Bu işkencelere rağmen Hz. Bilal radiyallahu anh Allah’ın birliğini inkar etmiyor, Mekke’nin müşriklerinin yüzüne Allah birdir diye haykırıyordu. Allah’ım bu ne kadar güçlü bir iman, bu ne kadar cesur bir insan! Rabbim özel insanlara özel iradeler veriyor, yoksa bu acıya nefis dayanmaz.
Bugün paranın sıcağına dayanamayıp imanda yalpalayan insanları gördüğümüzde Hz. Bilal radiyallahu anhın büyüklüğünü daha iyi anlıyoruz. O gün Hz. Bilal radiyallahu anhın bedeni köle idi, bugün ise ülkem insanının ruhu köle.
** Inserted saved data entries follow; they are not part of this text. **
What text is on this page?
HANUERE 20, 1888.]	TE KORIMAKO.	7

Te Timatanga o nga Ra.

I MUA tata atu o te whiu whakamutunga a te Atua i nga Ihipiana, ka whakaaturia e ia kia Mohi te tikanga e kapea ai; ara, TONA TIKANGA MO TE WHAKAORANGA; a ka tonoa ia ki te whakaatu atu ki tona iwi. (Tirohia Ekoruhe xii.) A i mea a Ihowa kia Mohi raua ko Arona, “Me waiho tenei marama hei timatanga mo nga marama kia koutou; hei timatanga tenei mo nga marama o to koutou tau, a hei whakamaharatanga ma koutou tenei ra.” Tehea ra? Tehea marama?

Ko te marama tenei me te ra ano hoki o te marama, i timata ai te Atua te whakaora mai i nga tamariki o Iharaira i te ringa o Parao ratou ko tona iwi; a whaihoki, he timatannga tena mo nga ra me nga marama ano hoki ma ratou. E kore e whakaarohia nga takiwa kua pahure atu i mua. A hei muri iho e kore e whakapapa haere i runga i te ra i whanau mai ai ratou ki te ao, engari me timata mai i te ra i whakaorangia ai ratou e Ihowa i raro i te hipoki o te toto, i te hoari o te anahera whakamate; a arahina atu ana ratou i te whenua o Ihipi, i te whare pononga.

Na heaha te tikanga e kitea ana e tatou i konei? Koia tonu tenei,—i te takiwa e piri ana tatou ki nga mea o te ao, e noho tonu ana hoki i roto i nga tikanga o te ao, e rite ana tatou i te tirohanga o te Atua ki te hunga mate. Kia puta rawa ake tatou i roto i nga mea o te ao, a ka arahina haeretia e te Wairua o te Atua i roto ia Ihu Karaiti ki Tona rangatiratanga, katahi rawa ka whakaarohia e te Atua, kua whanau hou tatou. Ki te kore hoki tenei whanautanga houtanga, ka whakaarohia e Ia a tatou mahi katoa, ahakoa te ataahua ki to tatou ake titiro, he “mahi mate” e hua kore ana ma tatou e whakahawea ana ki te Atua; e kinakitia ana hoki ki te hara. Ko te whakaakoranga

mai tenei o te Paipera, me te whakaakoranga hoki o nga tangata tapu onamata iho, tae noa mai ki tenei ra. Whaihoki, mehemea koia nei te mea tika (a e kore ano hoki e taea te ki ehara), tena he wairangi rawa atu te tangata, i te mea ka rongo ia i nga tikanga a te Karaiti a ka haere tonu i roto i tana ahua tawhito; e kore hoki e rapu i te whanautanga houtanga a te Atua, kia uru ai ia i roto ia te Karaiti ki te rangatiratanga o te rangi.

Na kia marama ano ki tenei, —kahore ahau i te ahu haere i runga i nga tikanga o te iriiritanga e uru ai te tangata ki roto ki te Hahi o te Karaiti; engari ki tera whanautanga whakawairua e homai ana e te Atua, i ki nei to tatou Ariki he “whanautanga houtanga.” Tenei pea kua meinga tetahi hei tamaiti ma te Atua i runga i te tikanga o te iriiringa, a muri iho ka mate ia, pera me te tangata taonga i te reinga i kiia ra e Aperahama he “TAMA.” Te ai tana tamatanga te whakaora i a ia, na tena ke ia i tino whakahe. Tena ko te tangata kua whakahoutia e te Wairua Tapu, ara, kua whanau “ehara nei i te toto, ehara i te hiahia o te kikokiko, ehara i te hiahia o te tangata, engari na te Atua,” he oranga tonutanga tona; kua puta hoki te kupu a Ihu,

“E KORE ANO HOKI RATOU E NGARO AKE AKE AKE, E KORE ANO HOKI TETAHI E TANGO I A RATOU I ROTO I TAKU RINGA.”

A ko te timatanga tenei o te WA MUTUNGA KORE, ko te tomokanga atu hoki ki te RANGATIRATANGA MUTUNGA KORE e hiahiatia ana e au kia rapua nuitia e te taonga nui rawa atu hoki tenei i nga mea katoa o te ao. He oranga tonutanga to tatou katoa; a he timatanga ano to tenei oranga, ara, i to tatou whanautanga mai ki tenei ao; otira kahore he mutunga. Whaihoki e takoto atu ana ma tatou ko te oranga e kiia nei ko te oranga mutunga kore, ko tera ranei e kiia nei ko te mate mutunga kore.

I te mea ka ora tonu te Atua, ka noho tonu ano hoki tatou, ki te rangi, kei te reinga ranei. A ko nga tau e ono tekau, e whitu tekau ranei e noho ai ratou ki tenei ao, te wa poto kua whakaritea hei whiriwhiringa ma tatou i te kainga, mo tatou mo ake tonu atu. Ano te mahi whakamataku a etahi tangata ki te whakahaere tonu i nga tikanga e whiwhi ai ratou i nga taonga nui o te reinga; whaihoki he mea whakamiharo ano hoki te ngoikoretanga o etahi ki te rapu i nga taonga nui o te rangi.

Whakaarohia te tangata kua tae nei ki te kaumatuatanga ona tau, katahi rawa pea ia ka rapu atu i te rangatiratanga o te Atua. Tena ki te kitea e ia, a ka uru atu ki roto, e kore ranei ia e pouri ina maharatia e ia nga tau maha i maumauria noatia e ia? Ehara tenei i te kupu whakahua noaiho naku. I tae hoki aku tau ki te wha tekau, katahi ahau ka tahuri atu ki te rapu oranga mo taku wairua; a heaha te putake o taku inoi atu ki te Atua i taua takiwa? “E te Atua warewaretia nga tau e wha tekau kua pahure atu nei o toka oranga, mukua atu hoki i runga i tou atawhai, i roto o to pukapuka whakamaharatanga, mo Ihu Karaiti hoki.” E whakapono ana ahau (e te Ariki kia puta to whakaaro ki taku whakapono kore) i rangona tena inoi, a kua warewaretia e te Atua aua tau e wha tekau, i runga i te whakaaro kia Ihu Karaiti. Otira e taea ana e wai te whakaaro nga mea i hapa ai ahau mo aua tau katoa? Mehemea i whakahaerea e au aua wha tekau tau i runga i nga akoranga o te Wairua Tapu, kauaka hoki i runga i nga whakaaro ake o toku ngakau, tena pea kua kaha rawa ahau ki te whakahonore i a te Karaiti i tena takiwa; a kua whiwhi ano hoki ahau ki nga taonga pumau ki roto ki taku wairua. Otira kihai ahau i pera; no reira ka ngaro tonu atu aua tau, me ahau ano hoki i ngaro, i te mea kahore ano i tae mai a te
Kölelikten efendiliğe giden yol hiç şüphesiz iman. Öyle bir iman ki dünyadaki hiçbir makamın, gücün, paranın yıkamayacağı güçte bir iman! Allah’ın 1400 yıl önce gönderdiği 6666 ayeti eksiksiz kabul ederek, İslam’ın tüm emirlerini yorumsuz kabul eden bir iman. Bazı hükümleri bu güne uymaz, bu gün bu hüküm olmaz demeyen bir iman.
Rabbimiz dünü de, bugünü de, geleceği de en iyi bilen odur. O’nda bir eksiklik ya da yanlışlık olmaz. O mutlak doğrudur.